Przekonywała też, że Polska potrzebuje prawdziwej, a nie udawanej zgody, a taką właśnie zgodę - mówiła - buduje Komorowski. O kandydacie Platformy powiedziała, że jest "stabilny emocjonalnie, zdolny do kompromisu, otwarty na tych z prawa i na tych z lewa, wierny swoim ideałom, szlachetny, przyzwoity". "Jest po prostu dobrym człowiekiem. Mam nadzieję, że Polska zasługuje na takiego prezydenta" - podkreśliła Gronkiewicz-Waltz.

Sztab Komorowskiego ogłosił też start z Agrykoli "błękitnego touru" - 20 autobusów z wolontariuszami wyruszyło do ponad 400 miejscowości w Polsce, aby przekonywać do głosowania na kandydata PO.

Michał Marcinkiewicz ze sztabu przypomniał, że od poniedziałku trwa również akcja door to door. Jak poinformował wolontariuszom udało się odwiedzić już ponad 700 tys. mieszkań. "To jest fenomen, po raz pierwszy w historii Polski udało się przeprowadzić tak masową akcję" - podkreślił.

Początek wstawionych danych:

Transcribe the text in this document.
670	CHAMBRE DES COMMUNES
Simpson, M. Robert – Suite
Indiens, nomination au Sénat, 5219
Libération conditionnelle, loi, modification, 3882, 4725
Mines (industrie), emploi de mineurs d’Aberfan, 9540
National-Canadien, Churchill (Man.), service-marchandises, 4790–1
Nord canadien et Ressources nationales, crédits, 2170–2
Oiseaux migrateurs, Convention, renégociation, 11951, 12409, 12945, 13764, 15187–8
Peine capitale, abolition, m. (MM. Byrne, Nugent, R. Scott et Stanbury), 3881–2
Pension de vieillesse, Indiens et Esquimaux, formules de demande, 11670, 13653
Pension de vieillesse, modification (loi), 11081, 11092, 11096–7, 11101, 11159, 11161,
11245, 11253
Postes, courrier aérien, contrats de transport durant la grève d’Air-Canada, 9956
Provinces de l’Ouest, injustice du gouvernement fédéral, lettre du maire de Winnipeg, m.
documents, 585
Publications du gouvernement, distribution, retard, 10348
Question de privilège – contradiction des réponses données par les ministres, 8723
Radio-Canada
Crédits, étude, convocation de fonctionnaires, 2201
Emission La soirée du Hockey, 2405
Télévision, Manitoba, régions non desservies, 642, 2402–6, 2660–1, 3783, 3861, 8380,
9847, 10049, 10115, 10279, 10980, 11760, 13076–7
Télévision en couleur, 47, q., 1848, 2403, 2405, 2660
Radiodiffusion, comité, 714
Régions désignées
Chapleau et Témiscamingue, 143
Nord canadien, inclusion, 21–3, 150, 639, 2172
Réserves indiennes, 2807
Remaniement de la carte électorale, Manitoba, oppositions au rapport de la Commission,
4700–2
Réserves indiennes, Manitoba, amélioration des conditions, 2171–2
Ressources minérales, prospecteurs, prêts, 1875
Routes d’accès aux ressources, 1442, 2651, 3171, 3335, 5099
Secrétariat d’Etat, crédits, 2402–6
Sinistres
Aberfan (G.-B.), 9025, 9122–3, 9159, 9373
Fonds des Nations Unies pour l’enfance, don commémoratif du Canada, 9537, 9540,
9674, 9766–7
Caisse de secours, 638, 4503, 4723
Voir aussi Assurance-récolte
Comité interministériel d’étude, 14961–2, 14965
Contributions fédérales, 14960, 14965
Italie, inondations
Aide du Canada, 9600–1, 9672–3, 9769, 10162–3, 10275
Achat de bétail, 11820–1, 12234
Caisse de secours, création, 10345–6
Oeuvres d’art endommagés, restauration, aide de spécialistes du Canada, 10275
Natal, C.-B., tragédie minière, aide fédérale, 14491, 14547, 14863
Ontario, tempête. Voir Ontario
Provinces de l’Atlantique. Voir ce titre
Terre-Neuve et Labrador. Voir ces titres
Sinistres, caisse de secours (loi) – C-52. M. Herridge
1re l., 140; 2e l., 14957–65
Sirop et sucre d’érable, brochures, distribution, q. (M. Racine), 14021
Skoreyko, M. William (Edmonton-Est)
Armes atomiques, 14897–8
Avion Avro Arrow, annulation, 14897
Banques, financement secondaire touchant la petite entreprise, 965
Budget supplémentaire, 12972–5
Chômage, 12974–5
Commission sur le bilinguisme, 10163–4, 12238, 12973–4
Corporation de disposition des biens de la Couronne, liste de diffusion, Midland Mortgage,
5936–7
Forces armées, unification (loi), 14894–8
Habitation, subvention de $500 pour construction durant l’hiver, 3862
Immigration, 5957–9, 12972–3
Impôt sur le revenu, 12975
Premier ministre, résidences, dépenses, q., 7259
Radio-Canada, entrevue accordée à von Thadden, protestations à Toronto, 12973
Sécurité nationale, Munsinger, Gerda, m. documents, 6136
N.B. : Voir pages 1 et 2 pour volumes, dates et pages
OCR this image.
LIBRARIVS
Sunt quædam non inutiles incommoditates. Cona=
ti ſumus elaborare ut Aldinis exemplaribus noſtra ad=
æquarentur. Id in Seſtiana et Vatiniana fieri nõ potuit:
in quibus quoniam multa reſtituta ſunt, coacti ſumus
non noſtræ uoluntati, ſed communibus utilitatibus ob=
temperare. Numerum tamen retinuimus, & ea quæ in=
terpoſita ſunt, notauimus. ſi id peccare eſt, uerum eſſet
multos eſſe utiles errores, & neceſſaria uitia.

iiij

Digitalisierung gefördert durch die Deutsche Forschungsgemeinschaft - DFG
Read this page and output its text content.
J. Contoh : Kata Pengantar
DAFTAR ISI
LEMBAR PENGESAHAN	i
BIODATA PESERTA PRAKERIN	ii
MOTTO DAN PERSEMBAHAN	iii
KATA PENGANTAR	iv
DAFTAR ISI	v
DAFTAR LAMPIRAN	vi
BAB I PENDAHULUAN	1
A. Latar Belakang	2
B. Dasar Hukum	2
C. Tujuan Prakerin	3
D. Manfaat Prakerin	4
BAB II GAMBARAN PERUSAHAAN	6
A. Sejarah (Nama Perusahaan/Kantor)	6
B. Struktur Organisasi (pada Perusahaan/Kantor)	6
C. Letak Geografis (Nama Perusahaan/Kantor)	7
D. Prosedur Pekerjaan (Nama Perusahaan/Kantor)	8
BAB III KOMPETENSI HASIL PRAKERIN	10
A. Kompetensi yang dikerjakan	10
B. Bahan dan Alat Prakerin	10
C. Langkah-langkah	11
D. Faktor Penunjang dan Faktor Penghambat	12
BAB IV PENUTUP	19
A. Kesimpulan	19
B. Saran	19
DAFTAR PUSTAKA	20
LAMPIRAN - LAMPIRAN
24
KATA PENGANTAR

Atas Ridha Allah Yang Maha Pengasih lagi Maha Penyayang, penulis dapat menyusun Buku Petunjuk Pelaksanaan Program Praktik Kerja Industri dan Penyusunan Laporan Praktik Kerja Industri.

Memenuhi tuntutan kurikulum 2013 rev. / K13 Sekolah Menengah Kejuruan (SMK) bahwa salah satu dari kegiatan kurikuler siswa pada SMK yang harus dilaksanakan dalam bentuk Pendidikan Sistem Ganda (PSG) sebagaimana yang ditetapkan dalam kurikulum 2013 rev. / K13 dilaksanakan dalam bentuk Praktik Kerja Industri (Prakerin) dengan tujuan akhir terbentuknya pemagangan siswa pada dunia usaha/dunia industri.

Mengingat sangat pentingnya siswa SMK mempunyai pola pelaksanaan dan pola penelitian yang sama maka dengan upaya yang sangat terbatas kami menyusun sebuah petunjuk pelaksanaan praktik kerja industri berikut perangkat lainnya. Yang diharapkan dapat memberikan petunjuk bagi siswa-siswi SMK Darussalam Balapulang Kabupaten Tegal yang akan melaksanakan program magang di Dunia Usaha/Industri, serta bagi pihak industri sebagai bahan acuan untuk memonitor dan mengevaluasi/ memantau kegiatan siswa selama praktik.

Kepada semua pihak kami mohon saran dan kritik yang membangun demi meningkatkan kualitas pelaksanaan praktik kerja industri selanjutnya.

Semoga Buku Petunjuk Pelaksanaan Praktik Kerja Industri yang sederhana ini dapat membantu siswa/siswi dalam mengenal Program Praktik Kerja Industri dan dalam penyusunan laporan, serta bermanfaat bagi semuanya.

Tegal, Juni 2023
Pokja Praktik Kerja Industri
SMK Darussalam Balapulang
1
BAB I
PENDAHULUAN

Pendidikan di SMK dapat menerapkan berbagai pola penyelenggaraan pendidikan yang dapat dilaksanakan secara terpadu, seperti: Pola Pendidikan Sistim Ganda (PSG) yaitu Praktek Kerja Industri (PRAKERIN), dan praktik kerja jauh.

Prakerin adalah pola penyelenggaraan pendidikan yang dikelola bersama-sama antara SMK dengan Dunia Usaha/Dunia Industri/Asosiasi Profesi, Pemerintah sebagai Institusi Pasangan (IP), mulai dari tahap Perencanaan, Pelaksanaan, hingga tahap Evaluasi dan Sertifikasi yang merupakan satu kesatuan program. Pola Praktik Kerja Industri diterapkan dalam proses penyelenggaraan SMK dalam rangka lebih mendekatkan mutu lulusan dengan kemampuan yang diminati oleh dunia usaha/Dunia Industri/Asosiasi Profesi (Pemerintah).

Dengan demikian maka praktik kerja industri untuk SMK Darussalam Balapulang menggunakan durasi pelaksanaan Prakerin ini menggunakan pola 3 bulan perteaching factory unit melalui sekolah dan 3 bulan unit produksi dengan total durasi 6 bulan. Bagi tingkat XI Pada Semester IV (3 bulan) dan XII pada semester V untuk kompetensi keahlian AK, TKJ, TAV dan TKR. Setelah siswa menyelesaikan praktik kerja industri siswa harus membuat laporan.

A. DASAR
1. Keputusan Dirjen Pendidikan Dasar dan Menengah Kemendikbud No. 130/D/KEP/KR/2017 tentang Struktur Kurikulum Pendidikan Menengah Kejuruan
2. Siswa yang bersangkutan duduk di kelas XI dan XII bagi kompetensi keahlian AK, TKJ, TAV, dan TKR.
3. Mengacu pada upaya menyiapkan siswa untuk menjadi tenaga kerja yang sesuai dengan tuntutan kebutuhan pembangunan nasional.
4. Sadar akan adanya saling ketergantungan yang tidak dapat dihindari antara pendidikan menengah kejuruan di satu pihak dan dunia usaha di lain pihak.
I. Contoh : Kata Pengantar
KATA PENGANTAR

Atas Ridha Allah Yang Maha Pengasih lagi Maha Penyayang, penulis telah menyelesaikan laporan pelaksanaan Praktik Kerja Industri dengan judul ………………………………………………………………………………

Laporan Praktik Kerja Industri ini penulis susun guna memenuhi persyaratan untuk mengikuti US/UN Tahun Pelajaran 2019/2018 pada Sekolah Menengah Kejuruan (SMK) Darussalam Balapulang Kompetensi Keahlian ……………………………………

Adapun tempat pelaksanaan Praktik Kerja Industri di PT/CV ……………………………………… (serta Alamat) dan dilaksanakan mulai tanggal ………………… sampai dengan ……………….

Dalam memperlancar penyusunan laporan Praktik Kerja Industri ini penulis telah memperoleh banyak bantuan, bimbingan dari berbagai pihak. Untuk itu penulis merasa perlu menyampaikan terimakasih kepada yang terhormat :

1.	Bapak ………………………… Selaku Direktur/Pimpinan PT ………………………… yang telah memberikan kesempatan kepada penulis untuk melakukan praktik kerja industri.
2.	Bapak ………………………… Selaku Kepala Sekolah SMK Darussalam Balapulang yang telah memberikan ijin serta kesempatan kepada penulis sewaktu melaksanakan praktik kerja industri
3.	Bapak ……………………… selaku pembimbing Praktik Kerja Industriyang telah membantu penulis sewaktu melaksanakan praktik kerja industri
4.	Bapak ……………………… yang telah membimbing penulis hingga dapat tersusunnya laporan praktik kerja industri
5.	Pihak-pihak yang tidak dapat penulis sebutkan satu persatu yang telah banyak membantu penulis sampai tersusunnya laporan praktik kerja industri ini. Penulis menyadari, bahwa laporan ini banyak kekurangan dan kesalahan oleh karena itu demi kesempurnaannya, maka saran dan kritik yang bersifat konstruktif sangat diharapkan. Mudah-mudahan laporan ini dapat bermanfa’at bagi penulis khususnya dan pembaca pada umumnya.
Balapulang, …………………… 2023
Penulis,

W koncercie na warszawskiej Agrykoli wzięli udział m.in. Lady Pank, Kora, Kayah, Robert Gawliński, Feel i Mrozu. Podczas koncertu odbyła się m.in. zbiórka pieniędzy i rzeczy najbardziej potrzebnych poszkodowanym w powodzi. Pieniądze zbierano m.in. za pomocą sms-ów, konta internetowego; osoby chcące pomóc powodzianom mogły też przynosić koce, środki czystości i inne najbardziej potrzebne rzeczy.